# API Rate Limits

Learn about API rate limits and how to work with them.

The Zaikio API employs several safeguards to protect the application from brute force and denial of service attacks or bursts of incoming traffic in general to maximize its stability. Clients who send many requests in a short timeframe may see error responses that show up as status code 429.

Treat these limits as maximums and don’t generate unnecessary load. See Handling limiting gracefully for advice on handling 429s.

The configuration of these API rate limits might be different for various Zaikio applications or different endpoints depending on the complexity of the underlying operation or security requirements. Furthermore, these API limits can change at any moment without notice to prevent abuse.

# Handling limiting gracefully

Rate limiting can occur under a variety of conditions, but the most common is running a large volume of closely-spaced requests. Often this is part of an analytical or migration operation. When engaging in these activities, you should try to control the request rate on the client-side.

When the API rate limit is hit then the Zaikio API will set to additional response headers:

  • RateLimit-Reset: UNIX timestamp that tells when the current rate limit will be reset. When you want to retry your request then retry after that time.
  • RateLimit-Rule: A short description of the rate limit rule that triggered throttling the request, e.g. "300reqs/60s" means this endpoint allows 300 requests per 60 seconds.

A basic technique for integrations to gracefully handle limiting is to watch for 429 status codes and build in a retry mechanism. The retry mechanism should follow an exponential backoff schedule to reduce request volume when necessary. We’d also recommend building some randomness into the backoff schedule to avoid a thundering herd effect.

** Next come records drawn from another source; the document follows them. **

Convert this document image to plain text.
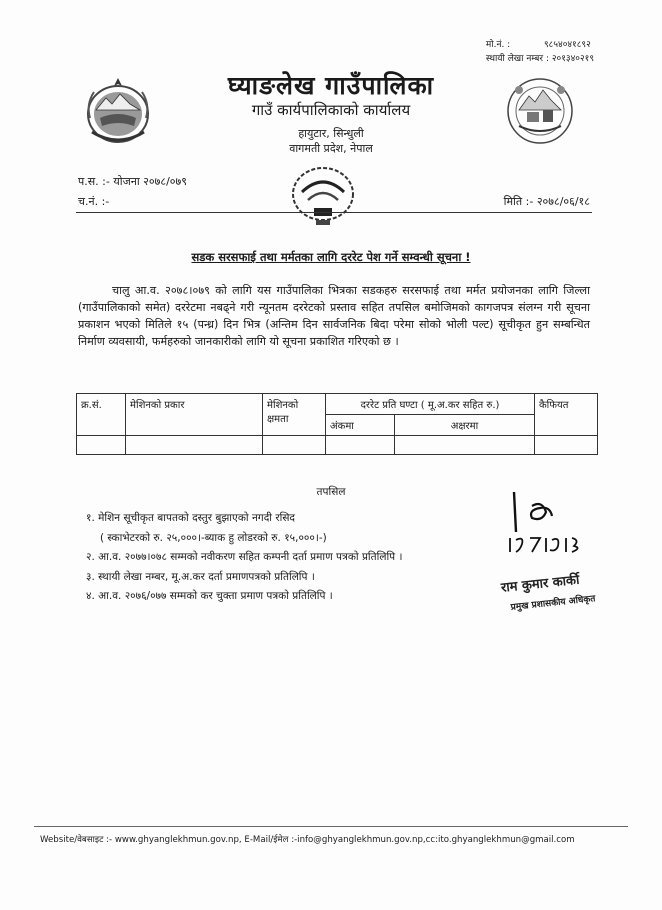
मो.नं. :	९८५४०४१८९२
स्थायी लेखा नम्बर : २०१३४०२१९
घ्याङलेख गाउँपालिका
गाउँ कार्यपालिकाको कार्यालय
हायुटार, सिन्धुली
वागमती प्रदेश, नेपाल
प.स. :- योजना २०७८/०७९
च.नं. :-	मिति :- २०७८/०६/१८
सडक सरसफाई तथा मर्मतका लागि दररेट पेश गर्ने सम्वन्धी सूचना !
चालु आ.व. २०७८।०७९ को लागि यस गाउँपालिका भित्रका सडकहरु सरसफाई तथा मर्मत प्रयोजनका लागि जिल्ला (गाउँपालिकाको समेत) दररेटमा नबढ्ने गरी न्यूनतम दररेटको प्रस्ताव सहित तपसिल बमोजिमको कागजपत्र संलग्न गरी सूचना प्रकाशन भएको मितिले १५ (पन्ध्र) दिन भित्र (अन्तिम दिन सार्वजनिक बिदा परेमा सोको भोली पल्ट) सूचीकृत हुन सम्बन्धित निर्माण व्यवसायी, फर्महरुको जानकारीको लागि यो सूचना प्रकाशित गरिएको छ ।
क्र.सं.	मेशिनको प्रकार	मेशिनको क्षमता	दररेट प्रति घण्टा ( मू.अ.कर सहित रु.)		कैफियत
			अंकमा	अक्षरमा	

तपसिल
१. मेशिन सूचीकृत बापतको दस्तुर बुझाएको नगदी रसिद
( स्काभेटरको रु. २५,०००।-ब्याक हु लोडरको रु. १५,०००।-)
२. आ.व. २०७७।०७८ सम्मको नवीकरण सहित कम्पनी दर्ता प्रमाण पत्रको प्रतिलिपि ।
३. स्थायी लेखा नम्बर, मू.अ.कर दर्ता प्रमाणपत्रको प्रतिलिपि ।
४. आ.व. २०७६/०७७ सम्मको कर चुक्ता प्रमाण पत्रको प्रतिलिपि ।
राम कुमार कार्की
प्रमुख प्रशासकीय अधिकृत
Website/वेबसाइट :- www.ghyanglekhmun.gov.np, E-Mail/ईमेल :-info@ghyanglekhmun.gov.np,cc:ito.ghyanglekhmun@gmail.com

You can only optimize individual requests to a limited degree, so an even more sophisticated approach would be to control traffic to Zaikio at a global level, and throttle it back if you detect substantial rate limiting. A common technique for controlling rate is to implement something like a token bucket rate-limiting algorithm on the client-side. Ready-made and mature implementations for token buckets are available in almost any programming language.

# Load testing

It’s common for users to prepare for a major event by load testing their systems, with the sandbox environment of the Zaikio API as part of it. We generally discourage this practice because API limits might be different in the sandbox mode. The sandbox environment is also not a perfect stand-in for live API calls because the sandbox environment has less data, less average load, and runs on fewer servers.

As an alternative, we recommend building integrations so that they have a configurable system for mocking out requests to the Zaikio API, which can be enabled for load tests. For realistic results, they should simulate latency by sleeping for a time that you determine by sampling the durations of real production mode Zaikio API calls, as seen from the perspective of the integration.